Like Fran, I did not know about this aircraft, so thanks for bringing it to light.

In many ways it is fascinating to speculate what designs could have made their mark had the war continued into 1919 and beyond. The German designs, perhaps not surprisingly, always appear more ambitious and innovative than the Allied designs

W. I. Boucher said...

If the war had continued it would have been interesting.
New weapons would have been integrated into planes tasked with new missions. Tank busting aircraft, true torpedo bombers, improved heavy bombers were all on their way.

The thing is The Central Powers could not win the logistical war. America was geared up to produce enormous numbers of DH-4, SPAD 13, and the new Martin Bomber, and Curtis NC flying boats. The production of the V12 Liberty engines was climbing providing much needed power plants for Allied aircraft.
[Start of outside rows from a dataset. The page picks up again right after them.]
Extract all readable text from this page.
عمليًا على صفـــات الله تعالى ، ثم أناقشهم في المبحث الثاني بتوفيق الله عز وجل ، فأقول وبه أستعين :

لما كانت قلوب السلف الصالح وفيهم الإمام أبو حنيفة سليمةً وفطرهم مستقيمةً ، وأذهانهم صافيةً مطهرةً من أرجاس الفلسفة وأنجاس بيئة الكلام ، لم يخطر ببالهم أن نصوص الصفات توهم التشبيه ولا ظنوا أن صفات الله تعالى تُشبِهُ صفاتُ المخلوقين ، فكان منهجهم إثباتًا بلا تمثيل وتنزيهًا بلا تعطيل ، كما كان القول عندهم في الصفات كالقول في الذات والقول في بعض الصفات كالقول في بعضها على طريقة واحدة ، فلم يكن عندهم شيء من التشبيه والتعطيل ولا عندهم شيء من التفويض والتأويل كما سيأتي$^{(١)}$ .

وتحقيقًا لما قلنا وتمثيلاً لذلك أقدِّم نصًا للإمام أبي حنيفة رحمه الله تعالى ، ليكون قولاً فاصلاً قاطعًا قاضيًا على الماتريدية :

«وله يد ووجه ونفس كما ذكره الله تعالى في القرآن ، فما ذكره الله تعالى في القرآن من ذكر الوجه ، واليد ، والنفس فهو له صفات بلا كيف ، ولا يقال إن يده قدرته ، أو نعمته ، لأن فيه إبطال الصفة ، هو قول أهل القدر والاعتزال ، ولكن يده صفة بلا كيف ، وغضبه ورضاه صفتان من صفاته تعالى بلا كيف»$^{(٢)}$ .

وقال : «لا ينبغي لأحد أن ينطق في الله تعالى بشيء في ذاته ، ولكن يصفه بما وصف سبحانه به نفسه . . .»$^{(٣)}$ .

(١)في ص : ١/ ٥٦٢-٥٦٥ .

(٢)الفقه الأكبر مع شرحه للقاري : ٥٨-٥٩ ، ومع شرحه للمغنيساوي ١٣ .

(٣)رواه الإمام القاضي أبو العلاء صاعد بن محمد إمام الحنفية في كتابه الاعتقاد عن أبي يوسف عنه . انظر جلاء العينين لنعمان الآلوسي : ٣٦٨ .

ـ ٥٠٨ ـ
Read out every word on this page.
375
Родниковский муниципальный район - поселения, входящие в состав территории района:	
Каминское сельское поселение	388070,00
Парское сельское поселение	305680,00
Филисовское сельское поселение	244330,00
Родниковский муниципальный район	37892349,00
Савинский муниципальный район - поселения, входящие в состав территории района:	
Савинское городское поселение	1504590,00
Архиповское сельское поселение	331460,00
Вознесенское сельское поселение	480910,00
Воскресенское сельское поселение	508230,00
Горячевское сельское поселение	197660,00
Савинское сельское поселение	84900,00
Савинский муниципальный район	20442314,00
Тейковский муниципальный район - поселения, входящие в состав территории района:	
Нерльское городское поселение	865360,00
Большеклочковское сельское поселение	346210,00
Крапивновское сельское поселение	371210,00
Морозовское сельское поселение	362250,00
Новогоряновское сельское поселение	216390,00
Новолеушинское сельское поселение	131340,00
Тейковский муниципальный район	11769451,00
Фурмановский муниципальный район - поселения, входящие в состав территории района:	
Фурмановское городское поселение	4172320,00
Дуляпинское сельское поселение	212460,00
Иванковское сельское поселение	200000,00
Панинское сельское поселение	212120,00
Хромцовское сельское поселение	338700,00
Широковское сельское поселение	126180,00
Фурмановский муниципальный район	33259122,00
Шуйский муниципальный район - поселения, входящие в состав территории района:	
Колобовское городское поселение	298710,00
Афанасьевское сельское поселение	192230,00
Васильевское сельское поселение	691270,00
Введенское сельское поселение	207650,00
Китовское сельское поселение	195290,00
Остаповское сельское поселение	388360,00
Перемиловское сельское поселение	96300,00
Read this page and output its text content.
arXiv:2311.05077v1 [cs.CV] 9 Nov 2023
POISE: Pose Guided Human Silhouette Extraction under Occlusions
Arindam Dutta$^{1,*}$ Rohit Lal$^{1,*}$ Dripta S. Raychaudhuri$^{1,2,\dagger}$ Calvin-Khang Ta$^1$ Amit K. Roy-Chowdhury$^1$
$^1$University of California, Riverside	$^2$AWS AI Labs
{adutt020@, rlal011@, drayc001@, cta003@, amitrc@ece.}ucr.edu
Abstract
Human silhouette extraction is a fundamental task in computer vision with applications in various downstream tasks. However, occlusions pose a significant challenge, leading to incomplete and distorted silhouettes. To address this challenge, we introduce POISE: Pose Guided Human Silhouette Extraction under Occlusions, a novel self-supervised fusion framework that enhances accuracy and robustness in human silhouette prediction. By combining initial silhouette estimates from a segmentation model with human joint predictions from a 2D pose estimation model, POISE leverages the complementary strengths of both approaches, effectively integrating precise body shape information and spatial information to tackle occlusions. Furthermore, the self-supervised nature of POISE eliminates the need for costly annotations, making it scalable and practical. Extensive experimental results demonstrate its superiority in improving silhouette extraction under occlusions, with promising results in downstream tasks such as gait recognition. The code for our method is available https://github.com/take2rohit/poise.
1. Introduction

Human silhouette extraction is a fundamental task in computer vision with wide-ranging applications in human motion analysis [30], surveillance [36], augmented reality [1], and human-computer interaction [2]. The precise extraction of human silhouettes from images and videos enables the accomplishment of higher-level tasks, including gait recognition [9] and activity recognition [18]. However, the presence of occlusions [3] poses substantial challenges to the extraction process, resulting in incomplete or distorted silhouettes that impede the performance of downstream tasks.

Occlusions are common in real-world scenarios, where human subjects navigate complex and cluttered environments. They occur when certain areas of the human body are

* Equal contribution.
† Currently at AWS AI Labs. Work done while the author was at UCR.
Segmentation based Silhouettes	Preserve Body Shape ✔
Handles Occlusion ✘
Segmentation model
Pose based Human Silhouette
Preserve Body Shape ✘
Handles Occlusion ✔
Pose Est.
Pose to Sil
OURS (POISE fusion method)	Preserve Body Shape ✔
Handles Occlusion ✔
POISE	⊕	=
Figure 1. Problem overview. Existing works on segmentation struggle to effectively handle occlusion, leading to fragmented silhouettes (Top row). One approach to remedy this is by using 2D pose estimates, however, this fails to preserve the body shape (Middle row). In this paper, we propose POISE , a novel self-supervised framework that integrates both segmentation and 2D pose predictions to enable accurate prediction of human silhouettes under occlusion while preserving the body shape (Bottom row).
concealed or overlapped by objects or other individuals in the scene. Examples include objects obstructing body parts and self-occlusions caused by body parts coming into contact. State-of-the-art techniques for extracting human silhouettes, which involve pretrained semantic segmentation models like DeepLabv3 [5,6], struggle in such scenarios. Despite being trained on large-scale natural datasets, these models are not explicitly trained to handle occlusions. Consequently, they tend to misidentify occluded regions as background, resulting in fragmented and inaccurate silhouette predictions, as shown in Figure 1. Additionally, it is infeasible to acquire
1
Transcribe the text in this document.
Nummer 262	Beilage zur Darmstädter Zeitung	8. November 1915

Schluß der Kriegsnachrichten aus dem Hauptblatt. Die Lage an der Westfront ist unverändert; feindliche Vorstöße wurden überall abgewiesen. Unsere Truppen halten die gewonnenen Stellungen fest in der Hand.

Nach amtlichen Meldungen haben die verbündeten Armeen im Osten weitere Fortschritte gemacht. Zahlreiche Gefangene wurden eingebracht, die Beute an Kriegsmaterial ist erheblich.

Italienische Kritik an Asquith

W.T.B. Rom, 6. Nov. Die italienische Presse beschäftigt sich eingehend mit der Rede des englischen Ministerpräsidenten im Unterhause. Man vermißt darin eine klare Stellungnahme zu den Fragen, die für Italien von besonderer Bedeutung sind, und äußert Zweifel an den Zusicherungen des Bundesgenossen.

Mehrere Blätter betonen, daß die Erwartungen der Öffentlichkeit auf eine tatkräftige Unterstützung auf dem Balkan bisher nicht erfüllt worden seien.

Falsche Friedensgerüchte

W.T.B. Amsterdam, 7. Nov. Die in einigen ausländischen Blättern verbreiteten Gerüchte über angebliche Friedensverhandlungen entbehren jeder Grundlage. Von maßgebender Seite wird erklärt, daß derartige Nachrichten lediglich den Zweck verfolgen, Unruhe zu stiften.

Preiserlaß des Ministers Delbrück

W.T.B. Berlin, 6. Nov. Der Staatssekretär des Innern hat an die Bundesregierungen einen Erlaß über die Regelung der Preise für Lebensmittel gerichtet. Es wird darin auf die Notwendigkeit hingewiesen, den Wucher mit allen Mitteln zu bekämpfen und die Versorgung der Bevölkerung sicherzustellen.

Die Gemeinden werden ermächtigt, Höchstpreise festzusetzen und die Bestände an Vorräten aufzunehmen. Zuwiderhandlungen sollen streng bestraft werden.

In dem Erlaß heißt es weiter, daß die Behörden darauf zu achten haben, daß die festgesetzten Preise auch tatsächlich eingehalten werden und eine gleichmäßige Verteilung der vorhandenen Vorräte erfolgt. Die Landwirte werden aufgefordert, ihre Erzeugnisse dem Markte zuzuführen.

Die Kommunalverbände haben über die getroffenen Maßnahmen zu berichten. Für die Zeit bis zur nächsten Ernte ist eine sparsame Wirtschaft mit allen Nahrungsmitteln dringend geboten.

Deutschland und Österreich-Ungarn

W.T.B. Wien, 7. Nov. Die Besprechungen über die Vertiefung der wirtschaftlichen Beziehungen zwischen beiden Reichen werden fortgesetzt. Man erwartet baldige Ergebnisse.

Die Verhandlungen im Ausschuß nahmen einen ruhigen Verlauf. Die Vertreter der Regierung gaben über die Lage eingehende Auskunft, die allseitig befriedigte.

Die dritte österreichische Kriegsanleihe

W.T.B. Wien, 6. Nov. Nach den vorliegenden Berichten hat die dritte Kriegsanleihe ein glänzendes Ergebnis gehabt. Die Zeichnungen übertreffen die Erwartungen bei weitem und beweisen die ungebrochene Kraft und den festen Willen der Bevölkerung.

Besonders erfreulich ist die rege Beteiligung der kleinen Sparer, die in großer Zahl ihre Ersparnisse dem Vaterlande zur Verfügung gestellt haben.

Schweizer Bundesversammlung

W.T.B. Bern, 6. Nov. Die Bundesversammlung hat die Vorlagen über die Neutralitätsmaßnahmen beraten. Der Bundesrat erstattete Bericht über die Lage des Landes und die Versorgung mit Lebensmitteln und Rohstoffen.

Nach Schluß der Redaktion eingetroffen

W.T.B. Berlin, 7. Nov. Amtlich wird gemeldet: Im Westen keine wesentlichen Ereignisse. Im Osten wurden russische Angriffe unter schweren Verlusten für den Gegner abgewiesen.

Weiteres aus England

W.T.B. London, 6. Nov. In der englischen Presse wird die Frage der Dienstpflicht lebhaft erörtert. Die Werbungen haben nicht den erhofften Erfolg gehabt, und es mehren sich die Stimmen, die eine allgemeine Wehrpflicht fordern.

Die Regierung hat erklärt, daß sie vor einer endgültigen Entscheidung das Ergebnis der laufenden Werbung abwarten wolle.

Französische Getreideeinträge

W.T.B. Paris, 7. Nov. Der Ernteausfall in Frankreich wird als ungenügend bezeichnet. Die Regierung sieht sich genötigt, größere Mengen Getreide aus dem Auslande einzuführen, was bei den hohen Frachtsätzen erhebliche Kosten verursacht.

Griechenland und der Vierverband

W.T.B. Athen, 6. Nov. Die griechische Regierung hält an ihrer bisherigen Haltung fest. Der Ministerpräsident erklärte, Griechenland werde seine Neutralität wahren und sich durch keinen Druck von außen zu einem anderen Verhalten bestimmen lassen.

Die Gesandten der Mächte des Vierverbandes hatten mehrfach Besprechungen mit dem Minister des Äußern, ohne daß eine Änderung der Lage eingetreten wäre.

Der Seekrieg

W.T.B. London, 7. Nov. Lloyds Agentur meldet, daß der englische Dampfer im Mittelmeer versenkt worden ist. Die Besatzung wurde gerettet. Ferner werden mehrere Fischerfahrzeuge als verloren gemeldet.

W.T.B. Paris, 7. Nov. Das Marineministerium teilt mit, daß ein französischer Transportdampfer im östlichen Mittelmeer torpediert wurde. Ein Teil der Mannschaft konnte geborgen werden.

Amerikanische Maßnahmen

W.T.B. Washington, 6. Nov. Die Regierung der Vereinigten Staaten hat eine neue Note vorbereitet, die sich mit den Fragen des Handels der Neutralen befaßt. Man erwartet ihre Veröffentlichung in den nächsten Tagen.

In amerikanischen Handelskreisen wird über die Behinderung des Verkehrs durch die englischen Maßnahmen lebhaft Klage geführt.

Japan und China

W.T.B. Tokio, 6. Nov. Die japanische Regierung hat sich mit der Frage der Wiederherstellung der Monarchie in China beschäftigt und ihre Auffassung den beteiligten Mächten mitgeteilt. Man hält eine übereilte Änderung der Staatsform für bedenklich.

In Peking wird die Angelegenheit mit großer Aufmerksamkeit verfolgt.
In both wars Germany had a tendency to churn out a large number of designs looking for the ultimate weapon to achieve victory.

Germany had one thing going for it. Their procurement process was streamlined when compared to Britain's where two different procurement groups issued wildly different specifications.

The confusion was made worse by a large number of unsolicited designs being submitted by small private firms who had no experience with aviation at all.

Whew! sometimes I envy people who can say what they mean in a well formed sentence an get on with life.